Michael Owen @themichaelowen, 3.4m followers
As hopeless at Twitter as he was deadly in front of goal. Once tweeted a picture of a dog sniffing another dog's private parts, with the words 'I wonder if Mrs O will be so kind tonight'...
Ryan Babel @ryanbabel, 1m followers
Also prone to terrible attempts at philosophy ("Being happy doesn't mean you have it all, it just means you're happy for all you have!"), Ryan incurred a £10k fine for tweeting an image of Howard Webb in a Man United strip after Liverpool were beaten by United in 2011.
Marvin Morgan @marvinnmorgan, 12,000 followers
The Havant and Waterlooville striker certainly knows how to endear himself to fans. In January 2011 he tweeted to Aldershot Town supporters who had booed him off the pitch, "I hope you all die." Released by Aldershot not long after.
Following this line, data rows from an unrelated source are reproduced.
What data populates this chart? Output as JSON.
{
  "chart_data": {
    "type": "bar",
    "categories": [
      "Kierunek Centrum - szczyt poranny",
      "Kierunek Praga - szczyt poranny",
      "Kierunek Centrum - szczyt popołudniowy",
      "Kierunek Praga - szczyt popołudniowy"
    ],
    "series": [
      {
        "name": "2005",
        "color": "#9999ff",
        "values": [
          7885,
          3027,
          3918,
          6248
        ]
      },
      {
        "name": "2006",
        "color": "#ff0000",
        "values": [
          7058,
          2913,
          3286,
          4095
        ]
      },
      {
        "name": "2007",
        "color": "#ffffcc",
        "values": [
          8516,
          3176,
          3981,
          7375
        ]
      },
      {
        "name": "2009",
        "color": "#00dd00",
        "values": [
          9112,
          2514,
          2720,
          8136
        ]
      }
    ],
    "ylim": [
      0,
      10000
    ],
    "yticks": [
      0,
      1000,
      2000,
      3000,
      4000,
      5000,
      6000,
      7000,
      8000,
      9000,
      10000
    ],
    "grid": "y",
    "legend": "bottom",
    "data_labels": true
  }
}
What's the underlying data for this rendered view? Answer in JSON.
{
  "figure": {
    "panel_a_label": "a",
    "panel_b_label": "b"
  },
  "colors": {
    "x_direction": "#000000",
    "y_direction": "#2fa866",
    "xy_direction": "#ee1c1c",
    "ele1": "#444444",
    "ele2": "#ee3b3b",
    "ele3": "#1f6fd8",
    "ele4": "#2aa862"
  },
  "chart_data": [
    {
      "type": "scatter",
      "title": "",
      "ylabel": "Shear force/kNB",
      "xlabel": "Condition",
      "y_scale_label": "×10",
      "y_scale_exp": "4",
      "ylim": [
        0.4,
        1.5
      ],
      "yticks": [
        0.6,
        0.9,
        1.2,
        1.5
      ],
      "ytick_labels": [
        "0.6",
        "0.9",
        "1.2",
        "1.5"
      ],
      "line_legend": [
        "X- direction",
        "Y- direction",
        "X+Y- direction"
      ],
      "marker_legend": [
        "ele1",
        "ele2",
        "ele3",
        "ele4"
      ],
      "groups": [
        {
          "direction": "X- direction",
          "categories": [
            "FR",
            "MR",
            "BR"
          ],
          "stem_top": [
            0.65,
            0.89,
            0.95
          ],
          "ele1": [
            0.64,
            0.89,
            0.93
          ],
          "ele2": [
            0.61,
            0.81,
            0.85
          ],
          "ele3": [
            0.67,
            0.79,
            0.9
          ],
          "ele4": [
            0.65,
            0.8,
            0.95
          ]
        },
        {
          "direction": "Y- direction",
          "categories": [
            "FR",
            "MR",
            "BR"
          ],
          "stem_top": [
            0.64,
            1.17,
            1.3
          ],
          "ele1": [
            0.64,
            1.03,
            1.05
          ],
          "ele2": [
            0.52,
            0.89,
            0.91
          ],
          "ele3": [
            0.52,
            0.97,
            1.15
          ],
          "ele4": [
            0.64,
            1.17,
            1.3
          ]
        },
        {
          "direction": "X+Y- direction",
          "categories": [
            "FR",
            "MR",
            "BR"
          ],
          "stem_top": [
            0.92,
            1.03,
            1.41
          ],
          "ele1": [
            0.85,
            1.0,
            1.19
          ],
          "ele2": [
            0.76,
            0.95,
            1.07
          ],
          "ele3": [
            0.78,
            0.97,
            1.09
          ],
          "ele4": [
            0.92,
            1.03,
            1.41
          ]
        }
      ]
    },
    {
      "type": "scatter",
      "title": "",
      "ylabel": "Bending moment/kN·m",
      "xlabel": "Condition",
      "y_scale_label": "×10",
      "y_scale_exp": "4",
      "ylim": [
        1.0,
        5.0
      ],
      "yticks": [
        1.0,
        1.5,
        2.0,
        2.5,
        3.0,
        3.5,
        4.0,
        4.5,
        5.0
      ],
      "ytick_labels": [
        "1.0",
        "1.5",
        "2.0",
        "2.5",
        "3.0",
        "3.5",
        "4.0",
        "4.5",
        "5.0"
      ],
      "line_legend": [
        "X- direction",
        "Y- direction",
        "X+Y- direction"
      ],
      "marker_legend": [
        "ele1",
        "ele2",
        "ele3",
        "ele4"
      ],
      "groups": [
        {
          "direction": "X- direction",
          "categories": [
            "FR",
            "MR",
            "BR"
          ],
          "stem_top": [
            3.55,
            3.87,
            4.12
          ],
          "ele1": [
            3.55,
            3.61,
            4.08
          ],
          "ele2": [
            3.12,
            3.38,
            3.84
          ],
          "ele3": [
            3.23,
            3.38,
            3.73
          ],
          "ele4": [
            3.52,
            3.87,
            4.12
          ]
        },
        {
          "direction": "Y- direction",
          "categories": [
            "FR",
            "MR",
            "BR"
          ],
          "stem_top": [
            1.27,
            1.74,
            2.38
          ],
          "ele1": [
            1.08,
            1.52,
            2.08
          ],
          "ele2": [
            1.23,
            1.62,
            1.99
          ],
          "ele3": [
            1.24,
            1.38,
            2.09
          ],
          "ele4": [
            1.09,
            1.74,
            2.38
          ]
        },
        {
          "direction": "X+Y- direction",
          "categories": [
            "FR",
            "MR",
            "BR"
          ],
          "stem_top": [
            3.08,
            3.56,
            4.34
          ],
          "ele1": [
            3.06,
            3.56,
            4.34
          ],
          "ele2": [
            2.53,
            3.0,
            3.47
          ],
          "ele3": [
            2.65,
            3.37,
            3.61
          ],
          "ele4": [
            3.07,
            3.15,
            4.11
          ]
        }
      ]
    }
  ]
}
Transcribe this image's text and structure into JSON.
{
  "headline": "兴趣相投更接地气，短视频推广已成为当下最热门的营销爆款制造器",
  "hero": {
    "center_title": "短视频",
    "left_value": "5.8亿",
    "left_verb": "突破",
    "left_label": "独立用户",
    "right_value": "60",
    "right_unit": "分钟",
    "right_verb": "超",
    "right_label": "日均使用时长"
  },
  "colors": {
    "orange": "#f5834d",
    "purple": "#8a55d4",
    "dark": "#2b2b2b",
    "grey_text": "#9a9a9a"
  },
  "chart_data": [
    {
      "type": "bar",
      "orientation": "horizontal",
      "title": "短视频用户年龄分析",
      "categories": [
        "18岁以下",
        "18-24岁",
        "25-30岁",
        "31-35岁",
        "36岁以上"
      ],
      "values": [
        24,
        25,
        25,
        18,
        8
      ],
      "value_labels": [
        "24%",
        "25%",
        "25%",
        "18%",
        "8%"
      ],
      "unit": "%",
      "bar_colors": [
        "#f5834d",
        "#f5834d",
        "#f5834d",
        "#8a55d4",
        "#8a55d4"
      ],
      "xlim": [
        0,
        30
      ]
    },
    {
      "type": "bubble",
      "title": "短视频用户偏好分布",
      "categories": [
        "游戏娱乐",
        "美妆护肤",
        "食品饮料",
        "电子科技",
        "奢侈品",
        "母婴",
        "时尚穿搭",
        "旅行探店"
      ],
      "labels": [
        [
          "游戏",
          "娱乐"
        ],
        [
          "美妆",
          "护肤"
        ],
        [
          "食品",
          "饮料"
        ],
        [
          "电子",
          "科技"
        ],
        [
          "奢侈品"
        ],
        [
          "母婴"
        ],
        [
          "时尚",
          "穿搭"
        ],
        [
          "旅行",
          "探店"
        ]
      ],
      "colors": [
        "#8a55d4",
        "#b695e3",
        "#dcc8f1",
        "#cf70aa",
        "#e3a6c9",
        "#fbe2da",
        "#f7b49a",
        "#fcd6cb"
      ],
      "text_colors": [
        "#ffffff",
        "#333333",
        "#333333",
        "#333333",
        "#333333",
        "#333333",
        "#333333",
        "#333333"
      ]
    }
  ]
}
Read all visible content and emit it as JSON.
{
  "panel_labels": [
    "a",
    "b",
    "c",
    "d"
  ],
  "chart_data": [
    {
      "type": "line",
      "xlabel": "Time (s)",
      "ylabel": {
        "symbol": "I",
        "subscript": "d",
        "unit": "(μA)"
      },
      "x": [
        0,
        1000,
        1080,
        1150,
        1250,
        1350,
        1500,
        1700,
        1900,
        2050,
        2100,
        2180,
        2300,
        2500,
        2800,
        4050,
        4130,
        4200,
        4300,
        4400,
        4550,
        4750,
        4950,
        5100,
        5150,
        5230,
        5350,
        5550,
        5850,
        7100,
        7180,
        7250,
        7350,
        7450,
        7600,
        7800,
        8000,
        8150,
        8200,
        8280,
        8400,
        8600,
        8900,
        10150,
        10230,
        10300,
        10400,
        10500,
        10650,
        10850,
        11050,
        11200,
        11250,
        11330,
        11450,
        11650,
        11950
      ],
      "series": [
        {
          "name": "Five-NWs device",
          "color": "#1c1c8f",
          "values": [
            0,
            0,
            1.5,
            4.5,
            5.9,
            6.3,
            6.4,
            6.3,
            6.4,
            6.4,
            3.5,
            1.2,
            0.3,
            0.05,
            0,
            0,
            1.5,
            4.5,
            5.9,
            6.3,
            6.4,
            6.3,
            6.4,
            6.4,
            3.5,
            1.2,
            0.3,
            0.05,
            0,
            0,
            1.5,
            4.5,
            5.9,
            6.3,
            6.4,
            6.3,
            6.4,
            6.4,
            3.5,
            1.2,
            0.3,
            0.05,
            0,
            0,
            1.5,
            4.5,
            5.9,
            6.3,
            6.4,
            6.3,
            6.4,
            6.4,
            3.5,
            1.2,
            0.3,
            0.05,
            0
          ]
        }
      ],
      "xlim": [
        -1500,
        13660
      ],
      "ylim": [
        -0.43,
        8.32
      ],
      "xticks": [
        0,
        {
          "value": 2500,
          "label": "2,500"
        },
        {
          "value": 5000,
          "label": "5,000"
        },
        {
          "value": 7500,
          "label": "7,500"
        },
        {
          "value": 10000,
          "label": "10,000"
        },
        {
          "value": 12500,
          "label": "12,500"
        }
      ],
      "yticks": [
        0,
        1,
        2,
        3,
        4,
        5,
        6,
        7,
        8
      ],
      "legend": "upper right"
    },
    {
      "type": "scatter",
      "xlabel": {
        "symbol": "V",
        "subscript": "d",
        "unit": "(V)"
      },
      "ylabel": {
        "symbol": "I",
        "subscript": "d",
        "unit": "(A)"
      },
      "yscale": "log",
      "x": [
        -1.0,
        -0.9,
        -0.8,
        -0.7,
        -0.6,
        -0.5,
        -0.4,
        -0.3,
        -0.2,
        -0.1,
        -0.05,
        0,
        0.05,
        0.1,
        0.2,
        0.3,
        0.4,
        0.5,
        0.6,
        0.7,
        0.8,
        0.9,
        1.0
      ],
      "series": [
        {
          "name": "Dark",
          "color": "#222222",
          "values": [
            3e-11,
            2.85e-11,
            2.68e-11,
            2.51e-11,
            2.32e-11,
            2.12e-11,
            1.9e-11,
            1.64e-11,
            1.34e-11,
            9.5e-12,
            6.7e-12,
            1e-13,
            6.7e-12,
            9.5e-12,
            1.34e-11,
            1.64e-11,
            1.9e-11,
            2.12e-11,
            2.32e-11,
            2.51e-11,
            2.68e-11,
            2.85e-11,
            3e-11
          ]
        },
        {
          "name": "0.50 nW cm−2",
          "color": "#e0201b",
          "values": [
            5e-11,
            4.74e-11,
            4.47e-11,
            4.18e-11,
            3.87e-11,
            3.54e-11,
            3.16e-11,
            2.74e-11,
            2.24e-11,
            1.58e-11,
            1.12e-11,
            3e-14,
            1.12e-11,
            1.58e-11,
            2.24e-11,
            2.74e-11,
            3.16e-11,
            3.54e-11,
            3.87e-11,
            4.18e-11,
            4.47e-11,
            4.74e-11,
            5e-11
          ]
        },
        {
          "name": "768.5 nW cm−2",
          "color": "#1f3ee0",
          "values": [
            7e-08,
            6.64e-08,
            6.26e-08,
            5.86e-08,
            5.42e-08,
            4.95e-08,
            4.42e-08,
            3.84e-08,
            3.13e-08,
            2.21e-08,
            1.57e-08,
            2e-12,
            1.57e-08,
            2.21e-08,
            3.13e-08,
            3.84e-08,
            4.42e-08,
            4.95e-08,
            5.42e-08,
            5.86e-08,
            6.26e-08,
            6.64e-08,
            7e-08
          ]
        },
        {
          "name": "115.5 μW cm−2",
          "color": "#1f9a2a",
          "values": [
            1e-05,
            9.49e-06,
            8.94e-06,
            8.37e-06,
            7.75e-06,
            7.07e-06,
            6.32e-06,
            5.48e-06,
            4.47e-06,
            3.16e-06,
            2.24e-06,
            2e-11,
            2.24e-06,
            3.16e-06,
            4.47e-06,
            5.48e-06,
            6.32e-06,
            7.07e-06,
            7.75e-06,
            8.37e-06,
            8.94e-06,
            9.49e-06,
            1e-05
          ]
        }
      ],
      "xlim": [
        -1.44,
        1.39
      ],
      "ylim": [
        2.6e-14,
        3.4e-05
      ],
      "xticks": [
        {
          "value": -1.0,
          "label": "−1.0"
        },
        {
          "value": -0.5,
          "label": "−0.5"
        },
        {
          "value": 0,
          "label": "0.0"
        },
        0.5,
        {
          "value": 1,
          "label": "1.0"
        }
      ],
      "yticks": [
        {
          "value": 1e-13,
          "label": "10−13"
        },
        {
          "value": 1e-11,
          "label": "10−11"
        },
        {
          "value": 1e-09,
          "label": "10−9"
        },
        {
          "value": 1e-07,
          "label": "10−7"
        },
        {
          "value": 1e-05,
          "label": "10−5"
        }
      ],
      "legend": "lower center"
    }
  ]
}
Carlton Cole @carltoncole1, 146,000 followers
One-time Wolves goal machine Carlton didn't win many friends when he tweeted "Immigration has surrounded the Wembley premises! I knew it was a trap!" when England played Ghana in a friendly. That'll be £20,000 in fines, please.
Gregory van der Wiel @Gvanderwiel, 490,000 followers
When it comes to oafishness online, Paris Saint-Germain defender Gregory takes the cake. In 2009, he ruled himself out of a Holland international due to a supposed concussion, then tweeted a picture of himself hanging out at a rap concert the same night.
Jonjo Shelvey @shelveyjs, 2,600 followers
Deleted his Twitter account for some time in 2011, after tweeting a picture of his 'tackle'.
Emmanuel Frimpong @iamfrimpong, 755,000 followers
Former Wolves loanee Frimpong's tweets are relentless in their self-regard. He also managed to land himself a club fine by tweeting anti-Semitic abuse to a Spurs fan.
Ashley Cole @therealAC3, 2.6m followers
If you post a tweet calling the FA a 'bunch of tw*ts' then it's never going to end well for you. Ashley found himself £90,000 lighter for that momentary lapse of reason.